You can select a parts to highlight, parts to blackout. In the next step a screenshot of that is created (??) and you can preview what other browser information is transmitted.

So how does Google create that screenshot? does it send the complete modified DOM for server-side processing? or what other black magic is involved here?


3 Answers 3


The highlights and black outs are just HTML divs. The screenshot of the page is a canvas.

I used Chrome's developer tools to confirm this. It even works in Firefox and Internet Explorer, so it definitely isn't just a Chrome thing.

Here's a screenshot of developer tools with one of the highlight elements highlighted to show that it is a div:

Google Chrome Developer Tools - Feedback Tool

There is one canvas:


When the dialog says this:

Please wait while we take a snapshot of the page so you can highlight the relevant areas.

It seems to be rendering a screenshot of the page on the server (as there is a request in the Network tab and it has to do with a snapshot and the feedback according to the variables in the request URL) and then it places the screenshot over the page.

After you click on "Next," another dialog opens with all of the information and renders the final screenshot with your highlights and black outs in it.

Final dialog

I'm not sure how they did the "Highlighted Text" part though.

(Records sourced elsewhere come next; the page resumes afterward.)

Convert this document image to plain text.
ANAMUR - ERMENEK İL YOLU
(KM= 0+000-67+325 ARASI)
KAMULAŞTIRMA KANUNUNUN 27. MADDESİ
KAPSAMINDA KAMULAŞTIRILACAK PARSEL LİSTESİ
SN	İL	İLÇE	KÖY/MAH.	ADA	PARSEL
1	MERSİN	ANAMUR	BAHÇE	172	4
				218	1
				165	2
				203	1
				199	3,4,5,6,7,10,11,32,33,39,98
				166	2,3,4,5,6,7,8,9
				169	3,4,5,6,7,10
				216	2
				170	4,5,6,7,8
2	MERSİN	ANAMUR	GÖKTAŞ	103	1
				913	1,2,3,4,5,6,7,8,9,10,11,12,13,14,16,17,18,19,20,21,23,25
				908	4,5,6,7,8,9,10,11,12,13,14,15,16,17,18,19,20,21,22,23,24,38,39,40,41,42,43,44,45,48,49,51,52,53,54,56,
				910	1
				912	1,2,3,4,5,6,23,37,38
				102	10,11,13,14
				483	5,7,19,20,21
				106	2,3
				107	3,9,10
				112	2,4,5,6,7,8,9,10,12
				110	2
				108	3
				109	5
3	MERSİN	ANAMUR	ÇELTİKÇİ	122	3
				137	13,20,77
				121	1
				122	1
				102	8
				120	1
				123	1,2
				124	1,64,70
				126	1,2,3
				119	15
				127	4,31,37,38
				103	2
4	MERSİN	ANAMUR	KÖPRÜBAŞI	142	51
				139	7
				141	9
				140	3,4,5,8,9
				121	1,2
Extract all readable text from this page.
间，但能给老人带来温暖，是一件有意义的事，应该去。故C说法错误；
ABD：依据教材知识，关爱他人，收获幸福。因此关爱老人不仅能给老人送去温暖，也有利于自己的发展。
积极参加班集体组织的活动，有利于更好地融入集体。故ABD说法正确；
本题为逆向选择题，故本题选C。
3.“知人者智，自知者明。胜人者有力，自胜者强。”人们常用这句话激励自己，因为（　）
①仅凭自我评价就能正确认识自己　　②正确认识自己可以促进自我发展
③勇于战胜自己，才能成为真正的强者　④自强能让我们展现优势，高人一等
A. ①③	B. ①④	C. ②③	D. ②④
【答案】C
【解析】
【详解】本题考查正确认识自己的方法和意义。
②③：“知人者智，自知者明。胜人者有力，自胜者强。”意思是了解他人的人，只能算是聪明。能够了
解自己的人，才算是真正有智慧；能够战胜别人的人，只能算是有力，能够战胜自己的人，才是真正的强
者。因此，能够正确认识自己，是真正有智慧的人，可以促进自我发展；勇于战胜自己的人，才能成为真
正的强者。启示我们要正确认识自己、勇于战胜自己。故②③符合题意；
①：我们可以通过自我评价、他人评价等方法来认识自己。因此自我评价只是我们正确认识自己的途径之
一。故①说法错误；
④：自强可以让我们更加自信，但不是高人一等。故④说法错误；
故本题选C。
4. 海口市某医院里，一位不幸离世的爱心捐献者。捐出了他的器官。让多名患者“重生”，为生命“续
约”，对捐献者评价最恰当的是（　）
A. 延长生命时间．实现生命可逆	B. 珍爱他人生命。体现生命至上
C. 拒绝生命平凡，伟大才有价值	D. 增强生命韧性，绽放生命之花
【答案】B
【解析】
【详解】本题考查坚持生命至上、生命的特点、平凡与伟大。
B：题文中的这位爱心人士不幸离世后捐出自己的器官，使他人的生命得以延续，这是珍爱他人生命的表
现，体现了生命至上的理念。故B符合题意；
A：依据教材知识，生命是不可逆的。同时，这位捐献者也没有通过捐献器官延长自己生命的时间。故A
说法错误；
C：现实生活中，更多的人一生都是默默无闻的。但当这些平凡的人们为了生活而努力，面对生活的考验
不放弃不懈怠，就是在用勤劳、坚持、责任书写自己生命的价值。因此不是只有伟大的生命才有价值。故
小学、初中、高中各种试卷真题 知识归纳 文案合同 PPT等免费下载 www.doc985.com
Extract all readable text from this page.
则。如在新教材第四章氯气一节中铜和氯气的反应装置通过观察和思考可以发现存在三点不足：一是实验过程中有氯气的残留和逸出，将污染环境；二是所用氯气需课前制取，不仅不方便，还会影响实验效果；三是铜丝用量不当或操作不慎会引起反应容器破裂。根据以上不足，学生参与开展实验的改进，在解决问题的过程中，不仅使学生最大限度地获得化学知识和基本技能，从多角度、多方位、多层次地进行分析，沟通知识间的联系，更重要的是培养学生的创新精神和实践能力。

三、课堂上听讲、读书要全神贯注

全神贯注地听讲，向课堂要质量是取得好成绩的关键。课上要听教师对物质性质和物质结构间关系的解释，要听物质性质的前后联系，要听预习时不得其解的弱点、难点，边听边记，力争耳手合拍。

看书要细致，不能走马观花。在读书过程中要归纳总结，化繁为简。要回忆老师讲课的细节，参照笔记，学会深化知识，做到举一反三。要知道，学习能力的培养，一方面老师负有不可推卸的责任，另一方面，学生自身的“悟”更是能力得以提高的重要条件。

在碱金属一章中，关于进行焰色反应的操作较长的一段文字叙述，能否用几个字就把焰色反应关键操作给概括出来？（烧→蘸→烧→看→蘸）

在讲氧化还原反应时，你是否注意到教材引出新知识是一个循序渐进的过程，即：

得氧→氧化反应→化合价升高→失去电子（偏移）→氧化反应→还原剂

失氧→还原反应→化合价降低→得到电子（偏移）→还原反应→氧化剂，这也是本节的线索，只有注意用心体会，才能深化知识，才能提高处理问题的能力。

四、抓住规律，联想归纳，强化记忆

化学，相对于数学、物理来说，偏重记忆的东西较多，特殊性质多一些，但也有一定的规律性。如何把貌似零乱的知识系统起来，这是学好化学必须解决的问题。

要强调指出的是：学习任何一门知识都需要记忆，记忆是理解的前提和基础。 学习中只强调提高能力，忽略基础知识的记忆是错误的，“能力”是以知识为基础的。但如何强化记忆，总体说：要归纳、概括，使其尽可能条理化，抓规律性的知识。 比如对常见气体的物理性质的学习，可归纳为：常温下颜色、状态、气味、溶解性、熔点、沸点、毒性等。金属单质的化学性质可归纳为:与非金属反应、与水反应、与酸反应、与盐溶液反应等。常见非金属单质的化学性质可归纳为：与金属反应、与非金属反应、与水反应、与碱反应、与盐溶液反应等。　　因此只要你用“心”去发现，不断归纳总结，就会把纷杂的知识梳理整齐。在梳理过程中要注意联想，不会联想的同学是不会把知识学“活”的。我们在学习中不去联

It could just send the entire DOM tree up to the server and have it rendered on the other end.

  • This was my first thought as Google does have a way to render images of sites server side. I wanted to test it out but I don't want to send garbage feedback to try to capture it. The only issue with this method is that it means that any rendering bugs won't show up.
    – Kevin Cox
    Oct 22, 2012 at 19:32

dont know the feature, but how your describing it; its not a crossplatform feature and not in the specs. Your looking for drawWindow of the canvas element. They then base64/urlencode the canvas and send it to the server. Can imagine they back it with serverside black magic for IE6 support.. or they make google+ a html5 browser only thing..

  • 2
    I don't think the whole thing is a <canvas>-tag. Jun 29, 2011 at 22:44
  • 1
    ever looked at the 'new' google images site? their just like a million canvas tags (for no apparent reason what-so-ever). It must be canvas, because there is no other way to make a printscreen of a website on the clientside (or I'm not understanding what the feature of google+ is, that Jakob Cosoroaba is describing)
    – japrescott
    Jun 30, 2011 at 0:12
  • I don't see any canvas tags in the rendered content. I may be missing some, but without a doubt some of the data is plain old HTML.